Tel Aviv viewed from Jaffa (photo: Gardner)



Where terrified Israelis had only weeks earlier come under a hail of rockets from Iran, a young Iranian man brought a message of love, hope and reconciliation to the streets of Tel Aviv.

Unashamed and unabashed, Rami declared how his life had changed through the Jewish Messiah and prayed that Israel and Iran would once again be friends.

Speaking amidst two-and-a-half hours of worship in a city square organized by the Dutch-led Presence revival movement (now accessible on YouTube), he said: “I was taught to hate the Jews and to hate Israel. Every morning in school they told us to say ‘death to Israel; death to America’.”

Rami explained: “I was 19 when a Jewish rabbi changed my life. God turned an enemy into a friend. Now, in Iran, millions are coming to know Yeshua. He’s the perfect Passover Lamb, the Yom Kippur sacrifice. Isaiah 53 tells us that he took our sins and bore our sicknesses. He took our place.

“I was a lost Muslim man full of hate and bitterness. I was a Gentile, and Yeshua changed my life. Millions of people in Iran now love Israel because of Yeshua.”

Referring to the regime which has repeatedly vowed to destroy Israel and which has so recently demonstrated that intent by launching hundreds of missiles at the Jewish state, Ramin assured the gathering crowd: “The Islamic regime does not represent the people of Iran. They have taken a nation hostage. I pray that Iran and Israel become friends again.”

He said Israel had given hope to the world through the Bible, and through Yeshua, who laid down his life as a sacrifice. He publicly prayed that Iran’s ‘evil regime’ would be brought down, that there would be flights from Tel Aviv to Tehran, and that Iran and Israel would be free as “two brothers, pillars of hope in the Middle East”.

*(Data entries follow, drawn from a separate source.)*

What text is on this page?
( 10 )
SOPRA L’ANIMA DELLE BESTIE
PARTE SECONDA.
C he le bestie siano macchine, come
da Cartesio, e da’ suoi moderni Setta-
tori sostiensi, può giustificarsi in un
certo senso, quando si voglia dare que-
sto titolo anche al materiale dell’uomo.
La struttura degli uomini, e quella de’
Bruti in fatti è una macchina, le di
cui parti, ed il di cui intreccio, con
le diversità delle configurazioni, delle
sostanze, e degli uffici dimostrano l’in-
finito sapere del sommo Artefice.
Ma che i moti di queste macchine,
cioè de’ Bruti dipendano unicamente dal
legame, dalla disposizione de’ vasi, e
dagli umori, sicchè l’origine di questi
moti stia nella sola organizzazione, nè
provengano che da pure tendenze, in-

He prayed for spiritual revival and for release of the hostages, pleading with God to “restore the captivity of Zion, that the sons of Cyrus will become friends with the sons of Abraham. I pray that the people of Israel would seek their God again, and recognise that Yeshua is the Messiah, and they would see him whom they have pierced” (Zechariah 12:10).

Singing about “the lion of the tribe of Judah” and many other aspects of the faith that is wholly built on its Hebraic roots, this was not a performance despite the obvious skills of the musicians and singers leading the praise. This was the true worship referred to by Yeshua when he met the Samaritan woman at the well in Sychar (John 4). Some were kneeling and many had their arms raised in adoration of their Lord amid an atmosphere of exuberant joy and awesome holiness.

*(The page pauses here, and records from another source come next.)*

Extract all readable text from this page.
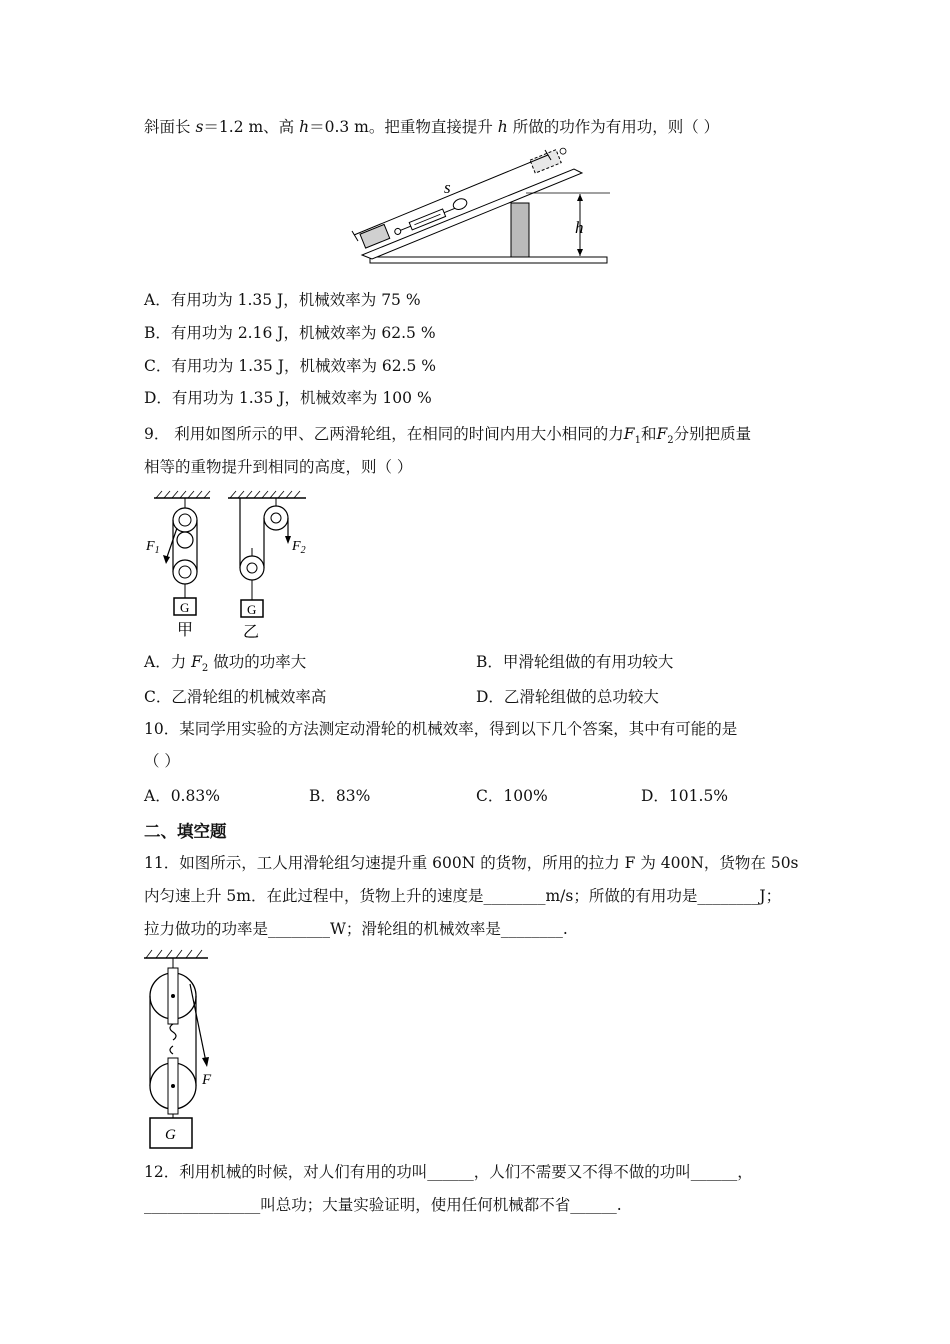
斜面长 s＝1.2 m、高 h＝0.3 m。把重物直接提升 h 所做的功作为有用功，则（ ）
s
h
A．有用功为 1.35 J，机械效率为 75 %
B．有用功为 2.16 J，机械效率为 62.5 %
C．有用功为 1.35 J，机械效率为 62.5 %
D．有用功为 1.35 J，机械效率为 100 %
9． 利用如图所示的甲、乙两滑轮组，在相同的时间内用大小相同的力$F_1$和$F_2$分别把质量
相等的重物提升到相同的高度，则（ ）
G
$F_1$
甲
$F_2$
G
乙
A．力 $F_2$ 做功的功率大	B．甲滑轮组做的有用功较大
C．乙滑轮组的机械效率高	D．乙滑轮组做的总功较大
10．某同学用实验的方法测定动滑轮的机械效率，得到以下几个答案，其中有可能的是
（ ）
A．0.83%	B．83%	C．100%	D．101.5%
二、填空题
11．如图所示，工人用滑轮组匀速提升重 600N 的货物，所用的拉力 F 为 400N，货物在 50s
内匀速上升 5m．在此过程中，货物上升的速度是________m/s；所做的有用功是________J；
拉力做功的功率是________W；滑轮组的机械效率是________.
F
G
12．利用机械的时候，对人们有用的功叫______，人们不需要又不得不做的功叫______，
_______________叫总功；大量实验证明，使用任何机械都不省______.
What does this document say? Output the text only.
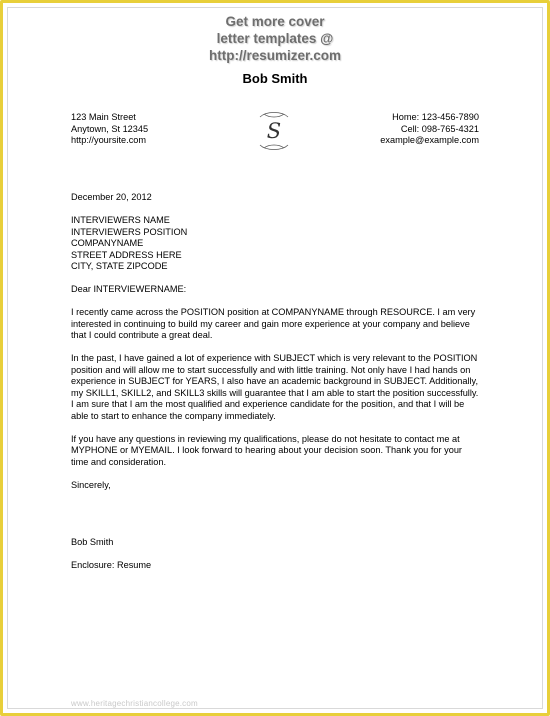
Get more cover
letter templates @
http://resumizer.com
Bob Smith
123 Main Street
Anytown, St 12345
http://yoursite.com	S
Home: 123-456-7890
Cell: 098-765-4321
example@example.com

December 20, 2012

INTERVIEWERS NAME

INTERVIEWERS POSITION

COMPANYNAME

STREET ADDRESS HERE

CITY, STATE ZIPCODE

Dear INTERVIEWERNAME:

I recently came across the POSITION position at COMPANYNAME through RESOURCE. I am very interested in continuing to build my career and gain more experience at your company and believe that I could contribute a great deal.

In the past, I have gained a lot of experience with SUBJECT which is very relevant to the POSITION position and will allow me to start successfully and with little training. Not only have I had hands on experience in SUBJECT for YEARS, I also have an academic background in SUBJECT. Additionally, my SKILL1, SKILL2, and SKILL3 skills will guarantee that I am able to start the position successfully. I am sure that I am the most qualified and experience candidate for the position, and that I will be able to start to enhance the company immediately.

If you have any questions in reviewing my qualifications, please do not hesitate to contact me at MYPHONE or MYEMAIL. I look forward to hearing about your decision soon. Thank you for your time and consideration.

Sincerely,

Bob Smith

Enclosure: Resume

www.heritagechristiancollege.com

As with earlier events at Amsterdam and in six different UK cities including London, Edinburgh and Cardiff, the power of praise brought peace to an age of turbulence and protest.

Here is the answer to an age-old conflict. Please tell the politicians that, right in the midst of a war, Israelis are hearing about the amazing peace that their ‘enemy’ has found in the Jewish Messiah!

This is the reconciliation between Jew and Gentile referred to by the Apostle Paul when he said: “For he himself (Christ) is our peace, who has made the two groups one and has destroyed the barrier, the dividing wall of hostility… His purpose was to create in himself one new man out of the two, this making peace, and in one body to reconcile both of them to God through the cross, by which he put to death their hostility.” (Ephesians 2:14-16)

Here was the olive branch of peace being offered through Jesus, and yet one bystander threatened to call the police to arrest the worshippers.

But Presence leader Wim Hoddenbagh responded that he would welcome sharing his faith with prisoners, as the disciples of old had done.

Speaking of the event following his return to the Netherlands, Wim said: “It was truly an historic moment. Local believers said that they have never experienced 2.5 hours of singing and preaching about the name of Yeshua so openly on this central square in Tel Aviv. That was truly a miracle.”